For these reasons I am of the opinion that the respondent is not entitled to assess penalties in respect to unreported legal fees for each of the years 1952 to 1959 inclusive and the appeal should to this extent be allowed.
Maguire, DJ:—I concur in the reasons for judgment of my Lord the Chief Justice and in respect to the directions therein given, save in respect to his dismissal of the appeal relative to penalties on the income tax payable imposed by the trial judge.
My approach to the difficult problem involved relative to these penalties is based on the proposition that a finding of fact by a trial judge should not be disturbed on appeal if there is evidence upon which the trial judge could reasonably find as he did. I point out further that, had I been the trial judge in this litigation, I might well have arrived at a conclusion on this issue different from that of the trial judge. However this, in itself, would not warrant substituting my opinion for that of the trial judge.

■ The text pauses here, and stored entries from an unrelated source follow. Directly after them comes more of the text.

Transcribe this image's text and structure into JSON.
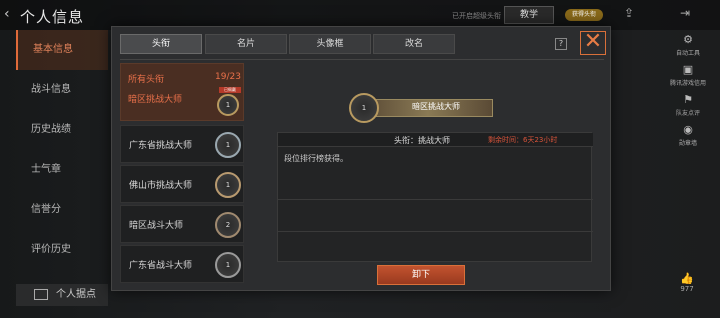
{
  "header": {
    "back_icon": "back-arrow-icon",
    "title": "个人信息",
    "hint": "已开启超级头衔",
    "teach_label": "教学",
    "coin_label": "获得头衔"
  },
  "nav": {
    "items": [
      {
        "label": "基本信息",
        "active": true
      },
      {
        "label": "战斗信息",
        "active": false
      },
      {
        "label": "历史战绩",
        "active": false
      },
      {
        "label": "士气章",
        "active": false
      },
      {
        "label": "信誉分",
        "active": false
      },
      {
        "label": "评价历史",
        "active": false
      }
    ],
    "bottom_label": "个人据点"
  },
  "right_bar": {
    "items": [
      {
        "icon": "gear-icon",
        "label": "自动工具"
      },
      {
        "icon": "lock-icon",
        "label": "腾讯游戏信用"
      },
      {
        "icon": "flag-icon",
        "label": "队友点评"
      },
      {
        "icon": "medal-icon",
        "label": "勋章墙"
      }
    ],
    "like_count": "977"
  },
  "dialog": {
    "tabs": [
      "头衔",
      "名片",
      "头像框",
      "改名"
    ],
    "active_tab": 0,
    "help": "?",
    "list": {
      "header_label": "所有头衔",
      "count": "19/23",
      "equipped_title": "暗区挑战大师",
      "equipped_tag": "已佩戴",
      "items": [
        {
          "title": "广东省挑战大师",
          "rank": "1"
        },
        {
          "title": "佛山市挑战大师",
          "rank": "1"
        },
        {
          "title": "暗区战斗大师",
          "rank": "2"
        },
        {
          "title": "广东省战斗大师",
          "rank": "1"
        }
      ],
      "equipped_rank": "1"
    },
    "detail": {
      "banner_title": "暗区挑战大师",
      "banner_rank": "1",
      "label": "头衔：挑战大师",
      "remaining": "剩余时间：6天23小时",
      "description": "段位排行榜获得。",
      "unequip_label": "卸下"
    }
  },
  "colors": {
    "accent": "#e06b3a",
    "remain": "#d9543a"
  }
}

The appellant’s problems arise from his failure to set up and maintain any proper books of account. His entries in such books as he did maintain were haphazard at best and caused an undue expenditure of time by numerous employees of the Minister, spent in an endeavour to unravel the mysteries of his accounting and from this the income taxes properly payable by him.
The evidence is most voluminous and poorly organized, as also appellant’s argument before the Court. Certain things, however, became reasonably clear to me in considering and determining this issue. In delivering judgment at this time, I refrain from the rather heavy task of listing, in full detail, my reasons for arriving at a conclusion, on this issue, different from that of the learned trial judge.
My brother Greschuk has reviewed in some detail the reasons given by the learned trial judge, which, in part, indicated the basis for his conclusion on this issue. I agree with much that he has just said, with reservations on only one or two minor points.
I cannot agree with the trial judge’s opinion on the expertise of the appellant during most of the years under review. I consider the trial judge to be in error in his view of the Campbell transaction and the inference to be drawn therefrom. The Yuzak transaction is minor indeed and does not, in my opinion, go to establish wilfulness. Other items while establishing great slackness in recording receipts and disbursements, or reporting to clients, showing a gross carelessness or inability in an essential part of a lawyer’s practice, fall short of establishing wilfulness.
My review of the evidence and consideration of appellant’s prolonged and at times confusing argument convince me that, while he is rightly condemned for a marked departure from acceptable procedure in his practice of law, such does not establish wilful evasion as found by the learned trial judge.
The appeal is allowed in respect to the penalties imposed under the provisions of the Income Tax Act.